PERC


PERC is a colorless, organic liquid with a sharp, sweet odor that has been commonly used in the Dry Cleaning industry. Its use has been so widespread in the past that PERC is often referred to as "dry-cleaning fluid."

Its official chemical name is Tetrachloroethylene, also referred to as tetrachloroethene, or perchloroethylene, where the nickname PERC comes from.

Because PERC is an excellent solvent for organic materials, it has been used since the 1930s to wash fabrics and dissolve stains. PERC is effective on all types of common fabrics, and does not cause garments to shrink, or colors to bleed. It is also nonflammable, allowing the use of high heat during washing and pressing. PERC can also be reused, making it a cost-effective product.

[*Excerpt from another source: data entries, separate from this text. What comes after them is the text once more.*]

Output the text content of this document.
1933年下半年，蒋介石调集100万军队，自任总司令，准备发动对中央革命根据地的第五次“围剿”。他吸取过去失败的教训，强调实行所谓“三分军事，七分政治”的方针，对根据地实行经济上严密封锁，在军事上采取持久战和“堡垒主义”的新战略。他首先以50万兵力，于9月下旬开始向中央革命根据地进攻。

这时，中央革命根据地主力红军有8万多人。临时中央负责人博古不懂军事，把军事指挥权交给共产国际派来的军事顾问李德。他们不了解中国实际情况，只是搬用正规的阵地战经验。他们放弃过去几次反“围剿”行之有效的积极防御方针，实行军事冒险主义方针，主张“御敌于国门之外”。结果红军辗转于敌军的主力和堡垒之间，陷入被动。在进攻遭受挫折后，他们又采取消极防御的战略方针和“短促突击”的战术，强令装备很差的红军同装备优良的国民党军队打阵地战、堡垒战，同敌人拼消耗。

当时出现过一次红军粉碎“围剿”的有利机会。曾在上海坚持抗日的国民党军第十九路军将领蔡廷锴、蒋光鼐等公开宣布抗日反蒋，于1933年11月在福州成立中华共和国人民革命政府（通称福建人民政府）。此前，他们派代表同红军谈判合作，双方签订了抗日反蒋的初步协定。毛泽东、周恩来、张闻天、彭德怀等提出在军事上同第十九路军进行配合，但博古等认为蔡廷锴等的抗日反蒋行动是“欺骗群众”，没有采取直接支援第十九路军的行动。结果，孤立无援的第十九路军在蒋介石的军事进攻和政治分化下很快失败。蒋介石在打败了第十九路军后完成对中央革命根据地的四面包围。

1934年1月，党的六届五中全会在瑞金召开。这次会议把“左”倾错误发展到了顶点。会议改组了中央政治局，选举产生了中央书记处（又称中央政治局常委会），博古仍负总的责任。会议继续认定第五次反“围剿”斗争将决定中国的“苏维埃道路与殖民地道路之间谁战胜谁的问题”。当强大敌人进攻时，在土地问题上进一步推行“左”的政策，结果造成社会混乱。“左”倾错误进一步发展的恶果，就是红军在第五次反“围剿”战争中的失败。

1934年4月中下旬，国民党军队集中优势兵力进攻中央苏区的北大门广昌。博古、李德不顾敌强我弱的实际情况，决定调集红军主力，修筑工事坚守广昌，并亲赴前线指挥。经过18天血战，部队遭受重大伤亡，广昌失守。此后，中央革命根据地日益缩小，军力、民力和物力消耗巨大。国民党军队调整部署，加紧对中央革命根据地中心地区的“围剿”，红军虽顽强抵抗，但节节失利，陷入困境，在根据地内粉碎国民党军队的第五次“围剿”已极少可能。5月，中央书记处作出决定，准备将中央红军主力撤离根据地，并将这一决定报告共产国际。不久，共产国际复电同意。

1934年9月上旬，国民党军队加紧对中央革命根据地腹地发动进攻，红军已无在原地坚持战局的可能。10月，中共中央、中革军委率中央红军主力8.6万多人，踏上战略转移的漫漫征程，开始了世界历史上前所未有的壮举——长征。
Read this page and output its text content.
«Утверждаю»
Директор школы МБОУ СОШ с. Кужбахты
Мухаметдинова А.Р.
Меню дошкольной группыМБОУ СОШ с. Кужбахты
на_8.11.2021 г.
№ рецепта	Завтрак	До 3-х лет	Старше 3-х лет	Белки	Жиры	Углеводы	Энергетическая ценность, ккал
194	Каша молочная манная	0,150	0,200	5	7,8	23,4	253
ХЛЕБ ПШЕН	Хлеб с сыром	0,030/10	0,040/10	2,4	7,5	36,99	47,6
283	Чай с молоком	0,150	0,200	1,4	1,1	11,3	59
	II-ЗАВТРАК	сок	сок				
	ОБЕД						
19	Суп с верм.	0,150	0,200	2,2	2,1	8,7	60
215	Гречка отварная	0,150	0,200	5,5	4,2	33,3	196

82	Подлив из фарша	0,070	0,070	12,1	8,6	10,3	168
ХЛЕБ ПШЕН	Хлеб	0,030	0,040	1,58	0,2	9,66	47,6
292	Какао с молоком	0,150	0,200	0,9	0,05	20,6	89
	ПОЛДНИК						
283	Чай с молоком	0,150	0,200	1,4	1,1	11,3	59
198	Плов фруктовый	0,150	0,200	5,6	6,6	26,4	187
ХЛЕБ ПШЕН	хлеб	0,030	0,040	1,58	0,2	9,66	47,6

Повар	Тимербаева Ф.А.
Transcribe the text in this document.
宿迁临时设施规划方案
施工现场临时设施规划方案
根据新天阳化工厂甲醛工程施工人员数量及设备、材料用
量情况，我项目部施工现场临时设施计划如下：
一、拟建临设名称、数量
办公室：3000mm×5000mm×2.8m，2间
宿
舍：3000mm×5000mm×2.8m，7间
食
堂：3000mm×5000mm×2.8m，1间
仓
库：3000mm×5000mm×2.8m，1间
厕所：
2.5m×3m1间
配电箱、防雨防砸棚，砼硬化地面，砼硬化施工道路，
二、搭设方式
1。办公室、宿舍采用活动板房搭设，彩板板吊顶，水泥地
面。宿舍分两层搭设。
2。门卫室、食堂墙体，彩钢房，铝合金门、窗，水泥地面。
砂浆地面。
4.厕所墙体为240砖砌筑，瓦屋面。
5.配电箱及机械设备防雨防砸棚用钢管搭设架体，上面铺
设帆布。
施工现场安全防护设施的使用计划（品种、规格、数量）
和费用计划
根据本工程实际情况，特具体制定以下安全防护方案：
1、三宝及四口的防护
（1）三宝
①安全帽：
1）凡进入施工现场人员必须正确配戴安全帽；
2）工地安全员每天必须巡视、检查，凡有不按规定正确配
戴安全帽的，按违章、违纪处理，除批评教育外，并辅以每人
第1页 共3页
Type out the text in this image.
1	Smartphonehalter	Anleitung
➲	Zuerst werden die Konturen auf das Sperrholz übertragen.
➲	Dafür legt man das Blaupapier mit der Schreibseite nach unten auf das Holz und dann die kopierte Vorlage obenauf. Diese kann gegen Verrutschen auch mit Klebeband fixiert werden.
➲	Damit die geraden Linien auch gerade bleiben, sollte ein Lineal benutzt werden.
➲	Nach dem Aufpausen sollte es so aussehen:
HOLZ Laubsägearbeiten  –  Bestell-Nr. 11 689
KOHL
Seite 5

Unfortunately, recent studies have raised questions about the side effects of PERC. It has been listed as a Type 2 Carcinogen, meaning it likely increases the risk of cancer. PERC has been shown to cause liver tumors in lab mice and kidney tumors in lab rats. In addition, the United States Environmental Protection Agency (EPA) has classified PERC as a health and environmental hazard. PERC affects the quality of air we breathe, as well as the quality of water we drink.

In 2007, California prohibited the installation of new PERC based dry cleaning machines. By 2023, the state has mandated that all PERC machines be no longer used.

Because we care about the health of our customers, our employees, and our environment, Plaza Cleaners has already eliminated the use of PERC in favor of more environmentally friendly options.